Colley concluded his note by writing, “We sincerely want to find a way forward for the Video Data Bank.”

“Like many colleges, SAIC is facing financial pressures due to changes in federal policy and their effects on enrollment,” a spokesperson for the School of the Art Institute of Chicago said in a statement. “We have taken several actions to reduce spending, including the elimination of a limited number of staff roles throughout the college in order to better center the academic mission. SAIC remains committed to the Video Data Bank and the value it provides to artists, other colleges and researchers, and the field.”

The statement continued, “The Video Data Bank is not going away; however, in order to maintain and distribute its collection, we needed to adjust staffing levels. This was a challenging but necessary decision that allows us to protect our core teaching mission and preserve the future of the Video Data Bank.”

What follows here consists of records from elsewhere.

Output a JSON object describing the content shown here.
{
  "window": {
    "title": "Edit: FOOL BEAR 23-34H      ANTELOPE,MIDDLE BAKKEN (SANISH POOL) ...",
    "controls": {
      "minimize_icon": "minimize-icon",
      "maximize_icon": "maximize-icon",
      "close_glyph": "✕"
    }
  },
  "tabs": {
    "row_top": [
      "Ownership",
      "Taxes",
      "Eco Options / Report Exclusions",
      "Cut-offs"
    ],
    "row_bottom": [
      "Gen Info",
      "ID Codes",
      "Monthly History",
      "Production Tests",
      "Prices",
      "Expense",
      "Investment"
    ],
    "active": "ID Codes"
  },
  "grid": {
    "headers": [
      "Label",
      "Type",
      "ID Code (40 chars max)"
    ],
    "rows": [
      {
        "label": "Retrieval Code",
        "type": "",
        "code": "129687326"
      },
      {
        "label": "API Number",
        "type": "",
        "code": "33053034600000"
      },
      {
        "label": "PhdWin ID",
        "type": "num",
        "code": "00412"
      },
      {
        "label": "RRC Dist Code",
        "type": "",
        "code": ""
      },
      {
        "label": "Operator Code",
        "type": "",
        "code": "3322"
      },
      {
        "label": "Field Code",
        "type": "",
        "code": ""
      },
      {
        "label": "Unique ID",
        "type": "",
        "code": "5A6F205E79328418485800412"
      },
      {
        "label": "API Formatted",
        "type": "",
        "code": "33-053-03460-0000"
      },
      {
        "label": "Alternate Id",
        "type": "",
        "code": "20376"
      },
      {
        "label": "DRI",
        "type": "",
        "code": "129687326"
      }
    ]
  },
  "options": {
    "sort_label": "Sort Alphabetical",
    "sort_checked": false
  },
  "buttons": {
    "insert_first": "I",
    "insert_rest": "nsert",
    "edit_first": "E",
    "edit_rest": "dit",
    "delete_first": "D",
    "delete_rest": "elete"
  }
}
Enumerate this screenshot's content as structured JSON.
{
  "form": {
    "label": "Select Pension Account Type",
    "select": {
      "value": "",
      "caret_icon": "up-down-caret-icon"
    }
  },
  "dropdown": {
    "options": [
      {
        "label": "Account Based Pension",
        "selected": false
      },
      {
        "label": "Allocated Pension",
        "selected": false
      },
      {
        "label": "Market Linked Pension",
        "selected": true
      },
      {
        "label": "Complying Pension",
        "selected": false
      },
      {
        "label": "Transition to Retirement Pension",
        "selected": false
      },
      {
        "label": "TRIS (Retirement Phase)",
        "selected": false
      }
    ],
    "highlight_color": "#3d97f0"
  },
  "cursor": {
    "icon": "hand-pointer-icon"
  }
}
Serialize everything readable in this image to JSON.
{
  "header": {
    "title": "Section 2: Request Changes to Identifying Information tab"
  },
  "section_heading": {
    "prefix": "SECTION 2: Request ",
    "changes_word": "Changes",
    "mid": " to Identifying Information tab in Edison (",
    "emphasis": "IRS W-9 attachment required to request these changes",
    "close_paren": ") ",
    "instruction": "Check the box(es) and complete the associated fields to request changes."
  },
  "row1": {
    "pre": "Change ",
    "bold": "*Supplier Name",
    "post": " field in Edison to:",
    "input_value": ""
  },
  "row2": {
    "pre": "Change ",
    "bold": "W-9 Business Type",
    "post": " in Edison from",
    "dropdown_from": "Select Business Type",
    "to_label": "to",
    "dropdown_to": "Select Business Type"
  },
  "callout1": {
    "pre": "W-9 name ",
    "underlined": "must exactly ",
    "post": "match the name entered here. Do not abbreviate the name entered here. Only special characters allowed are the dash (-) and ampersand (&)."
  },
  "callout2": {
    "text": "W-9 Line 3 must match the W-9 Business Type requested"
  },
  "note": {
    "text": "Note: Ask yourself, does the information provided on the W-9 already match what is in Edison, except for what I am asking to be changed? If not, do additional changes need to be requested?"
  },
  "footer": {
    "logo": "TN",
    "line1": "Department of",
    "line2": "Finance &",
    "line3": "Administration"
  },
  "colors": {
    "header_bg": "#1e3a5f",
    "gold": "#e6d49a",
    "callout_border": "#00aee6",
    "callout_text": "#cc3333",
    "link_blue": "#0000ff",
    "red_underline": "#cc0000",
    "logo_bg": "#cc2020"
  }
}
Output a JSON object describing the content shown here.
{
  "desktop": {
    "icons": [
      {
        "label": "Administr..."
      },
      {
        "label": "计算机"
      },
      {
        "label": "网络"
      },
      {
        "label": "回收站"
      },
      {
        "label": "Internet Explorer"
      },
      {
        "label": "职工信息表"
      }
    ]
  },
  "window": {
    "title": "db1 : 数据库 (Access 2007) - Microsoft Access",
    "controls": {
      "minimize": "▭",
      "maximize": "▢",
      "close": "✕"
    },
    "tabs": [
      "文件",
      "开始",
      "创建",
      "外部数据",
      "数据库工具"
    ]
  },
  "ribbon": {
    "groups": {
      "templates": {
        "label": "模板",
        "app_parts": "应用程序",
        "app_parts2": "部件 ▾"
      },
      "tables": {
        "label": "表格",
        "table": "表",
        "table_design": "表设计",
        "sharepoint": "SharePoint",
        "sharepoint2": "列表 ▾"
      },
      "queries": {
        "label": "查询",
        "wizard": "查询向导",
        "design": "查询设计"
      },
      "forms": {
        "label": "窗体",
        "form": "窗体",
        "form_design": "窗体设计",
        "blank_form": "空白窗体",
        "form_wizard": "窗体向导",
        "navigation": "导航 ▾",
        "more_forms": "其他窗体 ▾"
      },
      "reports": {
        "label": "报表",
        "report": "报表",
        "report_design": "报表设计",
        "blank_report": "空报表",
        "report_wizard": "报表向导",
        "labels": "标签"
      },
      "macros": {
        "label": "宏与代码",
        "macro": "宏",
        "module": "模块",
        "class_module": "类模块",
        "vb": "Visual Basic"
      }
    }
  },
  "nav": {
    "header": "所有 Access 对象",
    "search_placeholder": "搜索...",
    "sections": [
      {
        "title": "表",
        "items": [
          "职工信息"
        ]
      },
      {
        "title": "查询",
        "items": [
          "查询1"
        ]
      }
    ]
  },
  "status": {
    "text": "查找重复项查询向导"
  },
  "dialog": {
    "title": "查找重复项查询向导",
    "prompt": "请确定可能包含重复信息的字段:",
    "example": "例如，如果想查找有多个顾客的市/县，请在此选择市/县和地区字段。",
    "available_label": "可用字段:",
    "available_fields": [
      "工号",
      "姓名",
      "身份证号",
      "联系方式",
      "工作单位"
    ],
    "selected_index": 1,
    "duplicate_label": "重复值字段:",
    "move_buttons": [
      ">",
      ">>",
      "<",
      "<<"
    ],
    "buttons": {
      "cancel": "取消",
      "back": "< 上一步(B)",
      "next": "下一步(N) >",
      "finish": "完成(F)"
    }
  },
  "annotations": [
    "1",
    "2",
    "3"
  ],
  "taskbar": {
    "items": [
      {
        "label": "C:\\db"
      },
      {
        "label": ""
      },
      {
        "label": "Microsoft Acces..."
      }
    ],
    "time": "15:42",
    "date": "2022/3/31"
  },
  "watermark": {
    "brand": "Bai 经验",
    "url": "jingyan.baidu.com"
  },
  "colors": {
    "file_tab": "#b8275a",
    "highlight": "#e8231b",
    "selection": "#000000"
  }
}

Colley, Ni, and Schierbeek are no longer listed on the Video Data Bank website, which names two remaining people on its staff. Colley and the Video Data Bank did not respond to a request for additional comment.

Founded at the school in 1976, the Video Data Bank was gearing up to celebrate its 50th anniversary. It maintains a collection of video artworks that it distributes to museums, libraries, alternative spaces, and more.

Included in the Video Data Bank’s collection are works by Dara Birnbaum, Nam June Paik, Martine Syms, Valie Export, Bruce Nauman, Coco Fusco, Pipilotti Rist, and many other artists of note.

On its website, the organization states that it has historically received funding from the National Endowment for the Arts, which pulled many grants to arts institutions earlier this year under the Trump administration.

The downsizing at the Video Data Bank has drawn condemnation from some in the industry. Abina Manning, a former director of the organization, wrote on Instagram, “Like many of us who worked there, VDB is in my blood. Questions around what is happening with the organisation, the represented artists, the staff team, the programs, the collection, are running around my brain.”

An artist-run initiative called VDB Forever sent out an email on Monday in which it said that the organization was now being facilitated by Melanie Emerson, dean of the school’s library and special collections.

“This evolving group will release more information on a proposed course of action in the weeks and months to come,” VDB Forever’s email said. “Although the future of VDB is uncertain, the concern expressed across the arts community underscores the organization’s irreplaceable role in the history, present, and future of moving-image art.”